1) From the total of 17 marbles, Jacob takes 2 out at random. There are
[tex]\dbinom{17}2=C(17,2)=C^{17}_2=\dfrac{P(17,2)}{2!}=\dfrac{P^{17}_2}{2!}=\dfrac{17!}{2!(17-2)!}=136[/tex]
possible outcomes of the draw. (Lots of different notations are used for the binomial coefficient; the first one is my preference.) The number of ways to draw exactly 2 orange marbles is
[tex]\dbinom70\dbinom{10}2=1\cdot1\cdot45=45[/tex]
That is, of the 3 red and 4 blue marbles - or the 7 non-orange marbles - we want 0; of the 10 oranges, we want 2.
So the probability of drawing exactly 2 orange marbles is [tex]\dfrac{45}{136}\approx0.33[/tex].
2) Now Jacob draws 3 marbles, for which there are
[tex]\dbinom{17}3=680[/tex]
possible combinations. The event that Jacob draws at least 1 orange marble is complementary to the event that Jacob draws 0 orange marbles. So if we find the probabilty of drawing 0 oranges, then we subtract this from 1 to find the probability of drawing at least 1.
There are
[tex]\dbinom73\dbinom{10}0=35\cdot1=35[/tex]
possible ways of doing, so the probability of drawing 0 oranges is [tex]\dfrac{35}{680}[/tex], in turn making the probability of drawing at least 1, [tex]1-\dfrac{35}{680}=\dfrac{645}{680}\approx0.95[/tex].
3) This question is kinda ambiguous. It's not clear whether Jacob draws a marble with or without replacement.
If he does return a drawn marble to the bag, then for each draw, there is a [tex]\dfrac{10}{17}[/tex] probability that he draws an orange marble, and a [tex]\dfrac7{17}[/tex] probability of not. The draws are presumably independent of one another, so that the probability of drawing the first orange marble on the fourth attempt would be
[tex]\dfrac7{17}\cdot\dfrac7{17}\cdot\dfrac7{17}\cdot\dfrac{10}{17}=\dfrac{3430}{83521}\approx0.041[/tex]
If no replacements are made, then as non-orange marbles are drawn from the bag, the number of non-oranges and the total number of marbles both decrease by 1. Then the probability of drawing orange on the fourth draw would be
[tex]\dfrac{\dbinom71\dbinom61\dbinom51\dbinom{10}1}{\dbinom{17}1\dbinom{16}1\dbinom{15}1\dbinom{14}1}=\dfrac5{136}\approx0.037[/tex]

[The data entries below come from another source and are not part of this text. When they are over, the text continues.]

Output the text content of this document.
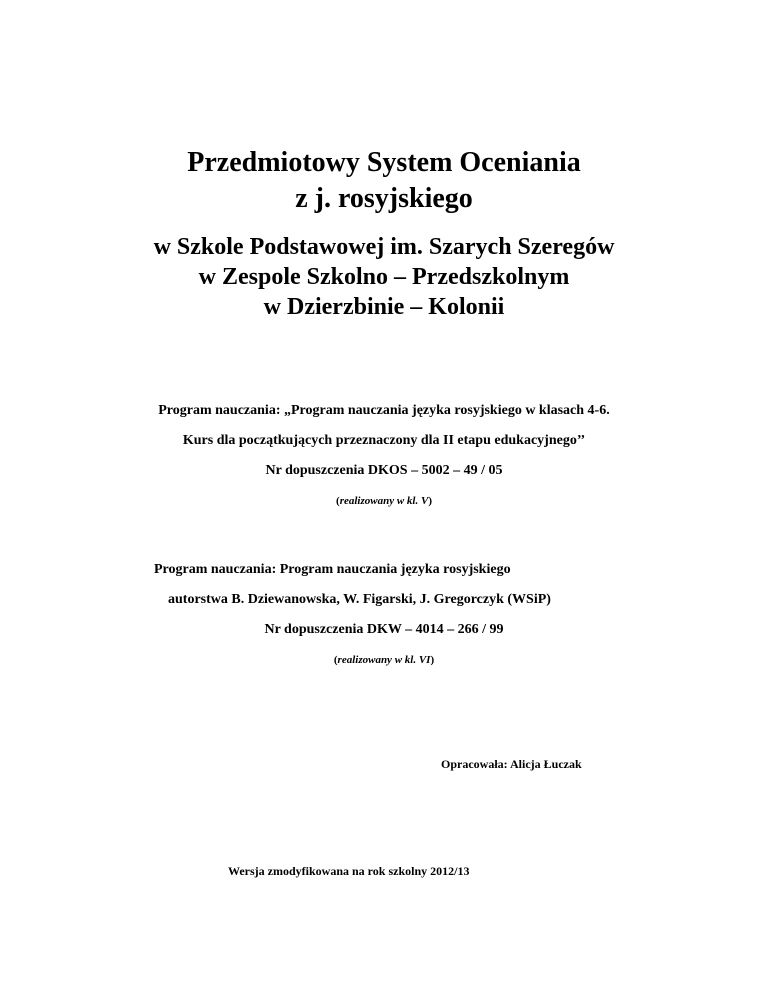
Przedmiotowy System Oceniania
z j. rosyjskiego
w Szkole Podstawowej im. Szarych Szeregów
w Zespole Szkolno – Przedszkolnym
w Dzierzbinie – Kolonii

Program nauczania: „Program nauczania języka rosyjskiego w klasach 4-6.

Kurs dla początkujących przeznaczony dla II etapu edukacyjnego’’

Nr dopuszczenia DKOS – 5002 – 49 / 05

(realizowany w kl. V)

Program nauczania: Program nauczania języka rosyjskiego

autorstwa B. Dziewanowska, W. Figarski, J. Gregorczyk (WSiP)

Nr dopuszczenia DKW – 4014 – 266 / 99

(realizowany w kl. VI)

Opracowała: Alicja Łuczak

Wersja zmodyfikowana na rok szkolny 2012/13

If you're supposed to round to the nearest hundredths place, your final answer should be acceptable either way.
4) We want the probability that a boat is made of wood given that it has chrome accents:
[tex]P(\text{wood}\mid\text{chrome})=\dfrac{P(\text{wood AND chrome})}{P(\text{chrome})}=\dfrac{70\%}{75\%}\approx93\%[/tex]
5) We apply the inclusion/exclusion principle:
[tex]P(\text{wood OR chrome})=P(\text{wood})+P(\text{chrome})-P(\text{wood AND chrome})[/tex]
[tex]P(\text{wood OR chrome})=90\%+75\%-70\%=95\%[/tex]
6) The events of a boat having chrome accents and a boat being made of wood are independent if and only if
[tex]P(\text{wood AND chrome})=P(\text{wood})\cdot P(\text{chrome)}[/tex]
But [tex]90\%\cdot75\%=67.5\%\neq70\%[/tex], so these two events are not independent.